Bizi orada bir saat kadar oturttular. Mezarlığın yanına şöyle döndük, kafirin biri dedi ki, "Hanımlar şimdi size bir türkü söyleyeceğim. İyi dinleyin." (Ağlayarak anlatıyor):

Aman amana döndü,Aman zamana döndü.Dünkü hoşgeldiniz,Bugün yamana döndü.

O sırada baktık, annemin amcasının hanımını Ermeniler vurmuşlar, çocuğu daha memede. Bir Ermeni gelip çocuğu süngüsüyle vurdu, çocuk orada öldü. O düzlükte bir sürü insan öldürmüşlerdi. Kaçabilen kaçıyor, kaçamayanları da gazyağı döküp yakıyorlardı kafirler. Bizi orada epeyce oturttular. Bizim köyde Hacı Ümmet'in dayısı Hamza vardı, onun hançeri yanından eksik olmazdı. Kafirler onu araya alıp öldürecekler, o da hücum etti; öyle ya karşısındaki düşman, ya ölecek ya öldürecek. Sonunda Hamza'yı yakaladılar. Öldürmeden butlarına cep yapıp ellerini soktular. Çok afedersiniz organını kesip ağzına, burnunu kesip arkasına koydular.

Bizi oradan kaldırıp Alaköy'e getirdiler, tepeye indirdiler. Sonra mağrip zamanı köyün içine götürdüler. Orada bizi bir samanlığa doldurdular. Kafiledeki çocuklar açlıktan feryat etmeye başladık. Demek ki o dinsiz kafirler, öldürdükleri erkeklerin ellerini, ayaklarını, çeşitli uzuvlarını kesip pişirip getirdiler. Çocuklar anlamadı ama, kadınlar onları yedirmediler, açlıktan ölmek daha iyi deyip çocuklarına durumu anlattılar.

Yatsı vakti olmuştu, samanlığa su verdiler. Kadınlar çocuklarını omuzlarına almış bağrışıyorlardı. Bir müddet sonra suya bir hark açıp boşalttılar. Ertesi günü kadınları dışarı çıkardılar, köyün dışında taşların üzerinde elbiselerini kuruttular. Mollakasım'ın kadınları da bizden biraz aşağıda.
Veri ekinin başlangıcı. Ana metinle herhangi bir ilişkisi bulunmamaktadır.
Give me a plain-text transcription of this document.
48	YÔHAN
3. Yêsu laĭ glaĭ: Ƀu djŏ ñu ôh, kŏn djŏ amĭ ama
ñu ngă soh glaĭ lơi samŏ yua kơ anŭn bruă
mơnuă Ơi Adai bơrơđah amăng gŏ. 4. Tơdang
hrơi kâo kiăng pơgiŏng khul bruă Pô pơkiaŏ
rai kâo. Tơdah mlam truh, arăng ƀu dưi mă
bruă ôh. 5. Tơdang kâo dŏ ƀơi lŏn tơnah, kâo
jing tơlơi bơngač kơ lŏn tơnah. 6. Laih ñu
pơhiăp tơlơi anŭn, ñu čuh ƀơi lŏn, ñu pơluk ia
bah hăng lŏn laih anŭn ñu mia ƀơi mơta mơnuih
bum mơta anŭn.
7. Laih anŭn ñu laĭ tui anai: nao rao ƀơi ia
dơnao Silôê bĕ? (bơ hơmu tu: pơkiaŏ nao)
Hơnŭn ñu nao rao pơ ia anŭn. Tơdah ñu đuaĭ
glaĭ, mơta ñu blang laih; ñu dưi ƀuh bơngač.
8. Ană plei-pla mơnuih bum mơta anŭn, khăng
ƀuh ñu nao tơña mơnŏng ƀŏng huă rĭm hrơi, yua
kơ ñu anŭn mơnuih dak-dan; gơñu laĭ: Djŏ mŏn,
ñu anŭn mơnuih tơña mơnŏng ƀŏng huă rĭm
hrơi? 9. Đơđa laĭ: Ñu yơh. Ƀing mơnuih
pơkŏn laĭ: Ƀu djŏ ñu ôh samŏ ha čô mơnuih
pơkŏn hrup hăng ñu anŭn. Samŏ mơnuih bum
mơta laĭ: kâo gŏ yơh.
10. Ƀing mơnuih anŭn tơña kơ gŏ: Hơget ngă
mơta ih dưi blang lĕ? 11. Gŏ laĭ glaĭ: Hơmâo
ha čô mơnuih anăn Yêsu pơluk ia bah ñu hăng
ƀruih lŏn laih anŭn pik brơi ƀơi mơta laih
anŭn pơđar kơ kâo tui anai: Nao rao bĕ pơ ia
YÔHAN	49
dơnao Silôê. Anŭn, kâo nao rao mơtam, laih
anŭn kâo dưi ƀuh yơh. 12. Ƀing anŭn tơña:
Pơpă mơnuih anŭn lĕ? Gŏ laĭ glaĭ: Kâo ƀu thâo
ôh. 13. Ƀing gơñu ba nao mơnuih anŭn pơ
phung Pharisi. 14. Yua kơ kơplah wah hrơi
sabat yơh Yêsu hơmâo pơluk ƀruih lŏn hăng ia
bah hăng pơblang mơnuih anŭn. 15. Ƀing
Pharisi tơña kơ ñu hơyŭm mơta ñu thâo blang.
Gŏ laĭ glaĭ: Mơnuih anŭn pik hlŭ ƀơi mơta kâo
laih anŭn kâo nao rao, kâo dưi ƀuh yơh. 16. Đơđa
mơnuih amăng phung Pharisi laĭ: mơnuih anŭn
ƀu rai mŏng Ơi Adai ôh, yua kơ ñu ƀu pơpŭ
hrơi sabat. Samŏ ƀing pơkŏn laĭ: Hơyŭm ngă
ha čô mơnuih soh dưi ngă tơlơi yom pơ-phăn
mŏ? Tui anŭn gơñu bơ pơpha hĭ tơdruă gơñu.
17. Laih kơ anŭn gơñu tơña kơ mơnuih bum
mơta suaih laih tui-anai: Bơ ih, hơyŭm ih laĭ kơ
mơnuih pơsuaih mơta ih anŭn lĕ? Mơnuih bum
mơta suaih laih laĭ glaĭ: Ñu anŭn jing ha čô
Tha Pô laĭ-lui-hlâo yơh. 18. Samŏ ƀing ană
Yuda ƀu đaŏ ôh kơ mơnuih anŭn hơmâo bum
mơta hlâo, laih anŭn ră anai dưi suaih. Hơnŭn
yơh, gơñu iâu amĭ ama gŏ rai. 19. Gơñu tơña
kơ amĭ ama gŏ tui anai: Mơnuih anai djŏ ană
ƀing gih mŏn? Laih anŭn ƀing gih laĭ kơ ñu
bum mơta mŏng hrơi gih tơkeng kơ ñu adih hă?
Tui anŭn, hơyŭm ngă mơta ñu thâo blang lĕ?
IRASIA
Onların erkeklerini de köyde kesmişler, kadınları esir etmişlerdi.

Yani Müslüman köyleri basıp erkeklerini öldürüyor, kadınlarını da esir edip Alaköy'de biriktiriyorlardı. Sonra bizi köyden Van'a doğru yola çıkardılar. Mermit çayına geldiğimiz zaman, kadınların bir kısmı, Ermenilerin elinde ölmektense kendilerini suya attılar. Gavurlar arkalarından ateş açıp bazılarını öldürdüler. Suya atlamak isteyenlerin bazılarını kollarını, kafalarını kırdılar.

Biz de, ben anam, amcamın hanımı ve büyükanam (nenem) beraberdik. Kardeşim memede idi, anam da kendini atıp ölmek istedi, ama nenem tuttu bırakmadı. Zaten Ermeniler de ot tayalarını suya atıp milletin atlamasına mani oldular. Bir baktık Ermeninin biri geldi yanımıza, neneme hangi köyden, kimlerden olduğumuzu sordu. Nenem kafiri tersledi; ancak o ısrar edince, nenem söyledi.

Ayanıs köyündeniz, kocamın adı da Muhiddin, büyük oğlum Yakup, diğeri Niyazi, deyince gavur nenemin eteklerine sarıldı, "Ben dünyada size zarar gelsin istemem, müsaade etmem" dedi. Biz şaşırınca anlattı. Meğer Bahçeray'dan Van'a, sekiz araba dolusu geliyorlarmış. Ermenileri öldürmek istemişler; babam bırakmamış, onları tâ Van'a kadar götürüp, sonra dönüp köye gelmiş.

O adam bize biraz ekmek, geçmiş gün peynir ya da cacık verdi. Neyse bizi oradan kaldırıp mağrip vakti Bardakçı'ya getirdiler Gece köyün düzlüğünde yattık. Başımıza silahlı nöbetçi diktiler; kadınlar sanki ne yapabileceklerdi. 700-800 kişi vardık. Sonra sabahleyin bizi kaldırdılar. İkindi vakti, Van'a kale dibine ulaştırdılar.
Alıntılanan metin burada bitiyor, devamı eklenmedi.